Tai T`ing Huai is quite outspoken on this subject and sets forth the curious
law that, when an element is vanquished by another, its son always will
revenge the wrong inflicted upon its mother element upon the aggressor
and subdue him in his turn.[2017] E. g., when water overcomes fire, earth, the
son of fire, will subdue water, and when fire overcomes metal, water, the
son of metal, will subdue fire. There really is such a relation between
the various elements according to the Chinese theory of their mutual production
and destruction. This destruction is considered a natural rebuff,
after an element has been produced and exceeded a certain limit, or it
may have been brought about by men on purpose, in order to shape or
transform certain substances, or avert calamities. Thus fire is employed


472

to melt metal and cast vessels and utensils, and earth is formed into dikes
and embankments to check inundations.

In the occult arts of the middle ages the sympathies and antipathies
of the elements play an important part. Agrippa (loc. cit. p. 229) contends
that fire is hostile to water, and air to earth. A sympathetic action is
exercised by a magnet attracting iron, an emerald procuring riches and
health, a jasper influencing birth, and an agate furthering eloquence. Contrariwise,
a sapphire is believed to repel plague ulcers, fever, and eye
diseases, amethyst acts against drunkenness, jasper against evil spirits,
emerald against wantonness, agate against poison. The panther dreads the
hyena so much, that, if the skin of a panther be suspended opposite to
the skin of a hyena, its hair fall out. In accordance with this doctrine of
Agrippa the famous physician Theophrastus Bombastus Paracelsus, 1493-1541
A.D., based his cures on the sympathetic action of the elements. Since
every part of the body pertained to a planet, all the substances belonging
to the same star were considered to be efficacious antidotes against all
ailments of the part in question. Gold e. g., passed for a specific against
heart diseases, because gold and the heart both pertain to the sun (eod.
p. 232). Even animals have recourse to this sort of cures. Agrippa relates
that a lion suffering from fever cures itself by eating the flesh of a monkey,
and that stags, when hit by an arrow, eat white dittany (Eschenwurz) which
extracts the arrow.

d) The order in which the elements are usually enumerated at
present:—Metal, wood, water, fire, earth. This series seems to be used for
the first time by Pan Ku in his Po-hu-t`ung II, 1 r. I found only one attempt
at explaining this order by Chu Hsi, which is very unsatisfactory.
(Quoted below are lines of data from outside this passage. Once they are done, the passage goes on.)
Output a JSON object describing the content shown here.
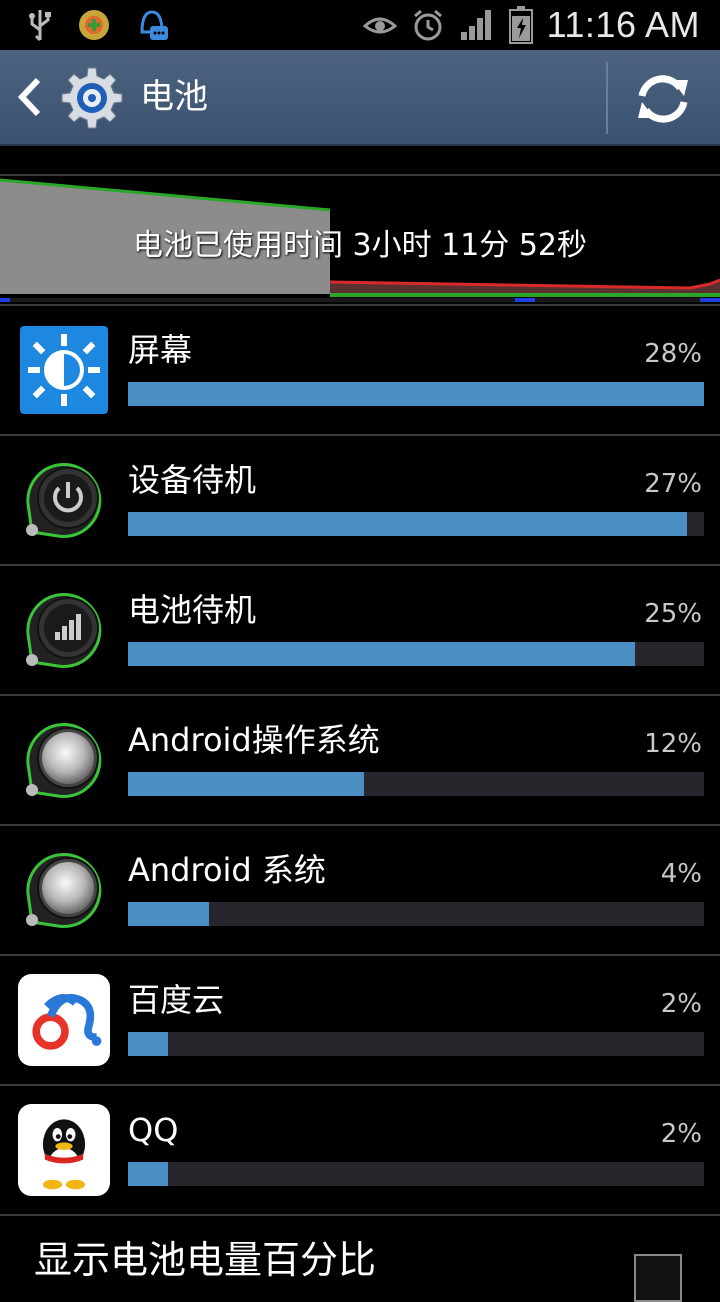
{
  "status_bar": {
    "time": "11:16 AM",
    "left_icons": [
      "usb-icon",
      "game-icon",
      "chat-bell-icon"
    ],
    "right_icons": [
      "eye-icon",
      "alarm-icon",
      "signal-icon",
      "battery-charging-icon"
    ]
  },
  "action_bar": {
    "title": "电池",
    "back_icon": "chevron-left-icon",
    "app_icon": "settings-gear-icon",
    "refresh_icon": "refresh-icon"
  },
  "battery_graph": {
    "usage_text": "电池已使用时间 3小时 11分 52秒"
  },
  "usage_items": [
    {
      "name": "屏幕",
      "percent_text": "28%",
      "fill": 1.0,
      "icon": "screen-brightness-icon"
    },
    {
      "name": "设备待机",
      "percent_text": "27%",
      "fill": 0.97,
      "icon": "power-icon"
    },
    {
      "name": "电池待机",
      "percent_text": "25%",
      "fill": 0.88,
      "icon": "signal-bars-icon"
    },
    {
      "name": "Android操作系统",
      "percent_text": "12%",
      "fill": 0.41,
      "icon": "android-os-icon"
    },
    {
      "name": "Android 系统",
      "percent_text": "4%",
      "fill": 0.14,
      "icon": "android-system-icon"
    },
    {
      "name": "百度云",
      "percent_text": "2%",
      "fill": 0.07,
      "icon": "baidu-cloud-icon"
    },
    {
      "name": "QQ",
      "percent_text": "2%",
      "fill": 0.07,
      "icon": "qq-penguin-icon"
    }
  ],
  "footer": {
    "show_percentage_label": "显示电池电量百分比",
    "checked": false
  },
  "colors": {
    "action_bar": "#3f5672",
    "bar_fill": "#4a8fc4",
    "bar_track": "#26262c",
    "graph_green": "#2aa82a",
    "graph_red": "#d82a2a"
  }
}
Metal,
he says, is the mother of all fluids, and the body of Heaven is dry metal.[2018]
Because all things begin to grow after they have received the fluid, therefore
wood follows metal, &c.

Perhaps the principle underlying this series may be that first the
two substantial elements are given, secondly their two transformations, and
thirdly one second transformation. Metal and wood are transmuted into
water and fire, and fire again is changed into earth (embers).

Accordingly the above four orders of the elements may briefly be
thus characterised:

  • a) series of the creation of the elements

  • b) series of their mutual production

  • c) series of their mutual destruction

  • d) series of their transformation.